Laut gewöhnlich gut informierten Kreisen sollen bei einem Townhall-Meeting im Adidas-Headquarter in Herzogenaurach Umstrukturierungen angekündigt worden sein. Demnach war die Rede von 400 bis 500 Stellen, die am Stammsitz des Unternehmens wegfallen könnten.
Eine Unternehmenssprecherin bestätigte diese Zahlen auf schuhkurier-Anfrage nicht, erläuterte aber, dass man damit begonnen habe, Strukturen zu überprüfen: „In den vergangenen zwei Jahren haben wir eine starke Dynamik für unser Geschäft, unsere Marke und unsere Produkte erzeugt. Das zeigt, dass unser Ansatz, Kundenorientierung in den Mittelpunkt zu stellen, funktioniert.
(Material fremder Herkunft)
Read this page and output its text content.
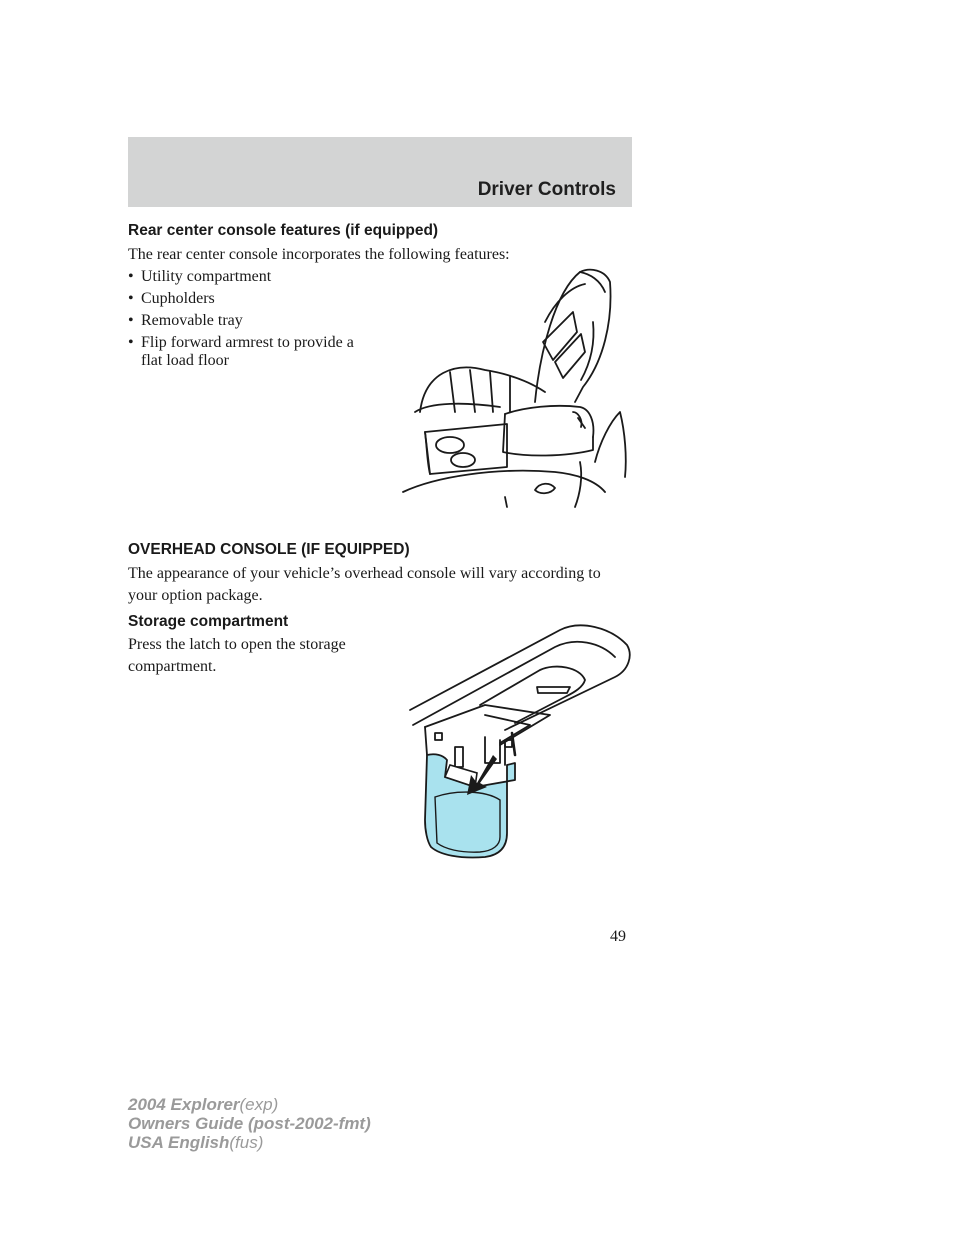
Driver Controls
Rear center console features (if equipped)
The rear center console incorporates the following features:
• Utility compartment
• Cupholders
• Removable tray
• Flip forward armrest to provide a
flat load floor
OVERHEAD CONSOLE (IF EQUIPPED)
The appearance of your vehicle’s overhead console will vary according to
your option package.
Storage compartment
Press the latch to open the storage
compartment.
49
2004 Explorer(exp)
Owners Guide (post-2002-fmt)
USA English(fus)
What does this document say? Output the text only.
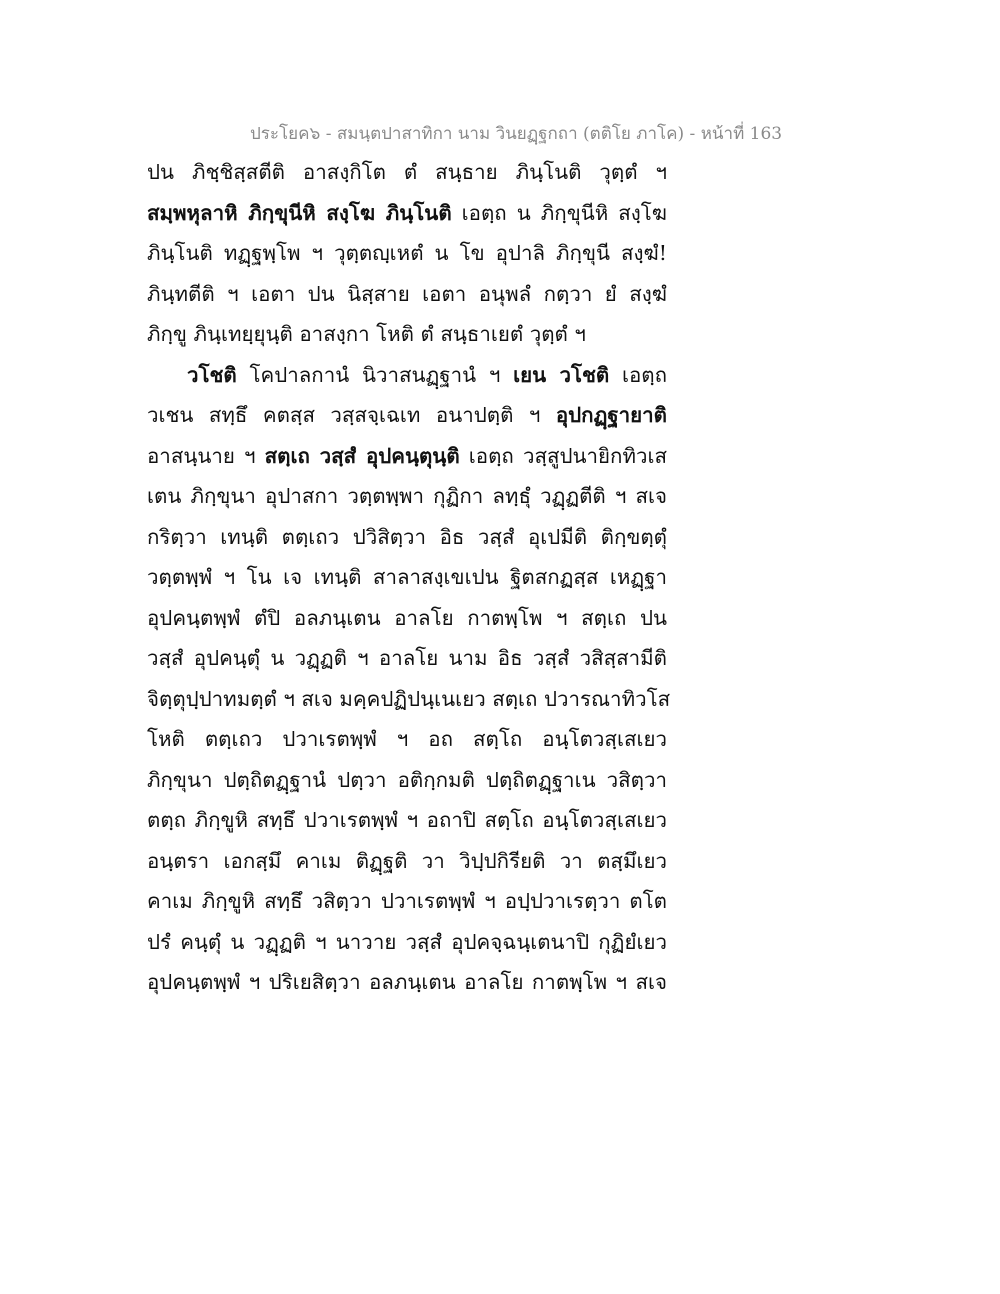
ประโยค๖ - สมนฺตปาสาทิกา นาม วินยฏฺฐกถา (ตติโย ภาโค) - หน้าที่ 163
ปน ภิชฺชิสฺสตีติ อาสงฺกิโต ตํ สนฺธาย ภินฺโนติ วุตฺตํ ฯ
สมฺพหุลาหิ ภิกฺขุนีหิ สงฺโฆ ภินฺโนติ เอตฺถ น ภิกฺขุนีหิ สงฺโฆ
ภินฺโนติ ทฏฺฐพฺโพ ฯ วุตฺตญฺเหตํ น โข อุปาลิ ภิกฺขุนี สงฺฆํ!
ภินฺทตีติ ฯ เอตา ปน นิสฺสาย เอตา อนุพลํ กตฺวา ยํ สงฺฆํ
ภิกฺขู ภินฺเทยฺยุนฺติ อาสงฺกา โหติ ตํ สนฺธาเยตํ วุตฺตํ ฯ
วโชติ โคปาลกานํ นิวาสนฏฺฐานํ ฯ เยน วโชติ เอตฺถ
วเชน สทฺธึ คตสฺส วสฺสจฺเฉเท อนาปตฺติ ฯ อุปกฏฺฐายาติ
อาสนฺนาย ฯ สตฺเถ วสฺสํ อุปคนฺตุนฺติ เอตฺถ วสฺสูปนายิกทิวเส
เตน ภิกฺขุนา อุปาสกา วตฺตพฺพา กุฏิกา ลทฺธุํ วฏฺฏตีติ ฯ สเจ
กริตฺวา เทนฺติ ตตฺเถว ปวิสิตฺวา อิธ วสฺสํ อุเปมีติ ติกฺขตฺตุํ
วตฺตพฺพํ ฯ โน เจ เทนฺติ สาลาสงฺเขเปน ฐิตสกฏสฺส เหฏฺฐา
อุปคนฺตพฺพํ ตํปิ อลภนฺเตน อาลโย กาตพฺโพ ฯ สตฺเถ ปน
วสฺสํ อุปคนฺตุํ น วฏฺฏติ ฯ อาลโย นาม อิธ วสฺสํ วสิสฺสามีติ
จิตฺตุปฺปาทมตฺตํ ฯ สเจ มคฺคปฏิปนฺเนเยว สตฺเถ ปวารณาทิวโส
โหติ ตตฺเถว ปวาเรตพฺพํ ฯ อถ สตฺโถ อนฺโตวสฺเสเยว
ภิกฺขุนา ปตฺถิตฏฺฐานํ ปตฺวา อติกฺกมติ ปตฺถิตฏฺฐาเน วสิตฺวา
ตตฺถ ภิกฺขูหิ สทฺธึ ปวาเรตพฺพํ ฯ อถาปิ สตฺโถ อนฺโตวสฺเสเยว
อนฺตรา เอกสฺมึ คาเม ติฏฺฐติ วา วิปฺปกิรียติ วา ตสฺมึเยว
คาเม ภิกฺขูหิ สทฺธึ วสิตฺวา ปวาเรตพฺพํ ฯ อปฺปวาเรตฺวา ตโต
ปรํ คนฺตุํ น วฏฺฏติ ฯ นาวาย วสฺสํ อุปคจฺฉนฺเตนาปิ กุฏิยํเยว
อุปคนฺตพฺพํ ฯ ปริเยสิตฺวา อลภนฺเตน อาลโย กาตพฺโพ ฯ สเจ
Wir haben jedoch auch festgestellt, dass unsere aktuellen Unternehmensstrukturen in einer sich ständig verändernden Welt zu komplex sind.“ Um Adidas langfristig erfolgreich zu machen, habe man jetzt damit begonnen zu prüfen, „wie wir unsere Strukturen an die Realität unserer Arbeitsweise anpassen können. Dies kann Auswirkungen auf die Organisationsstruktur und die Anzahl der Stellen in unserer Zentrale in Herzogenaurach haben.“ Man werde bei der Ausarbeitung eng mit dem Betriebsrat zusammenarbeiten und sicherstellen, dass alle Veränderungen mit größtmöglichem Respekt und größter Sorgfalt für alle Beschäftigten durchgeführt werden, so die Sprecherin weiter. Zu weiteren Details werde man sich nicht äußern.
In Herzogenaurach beschäftigt Adidas rund 5.800 Menschen, weltweit sind es etwa 60.000 Menschen.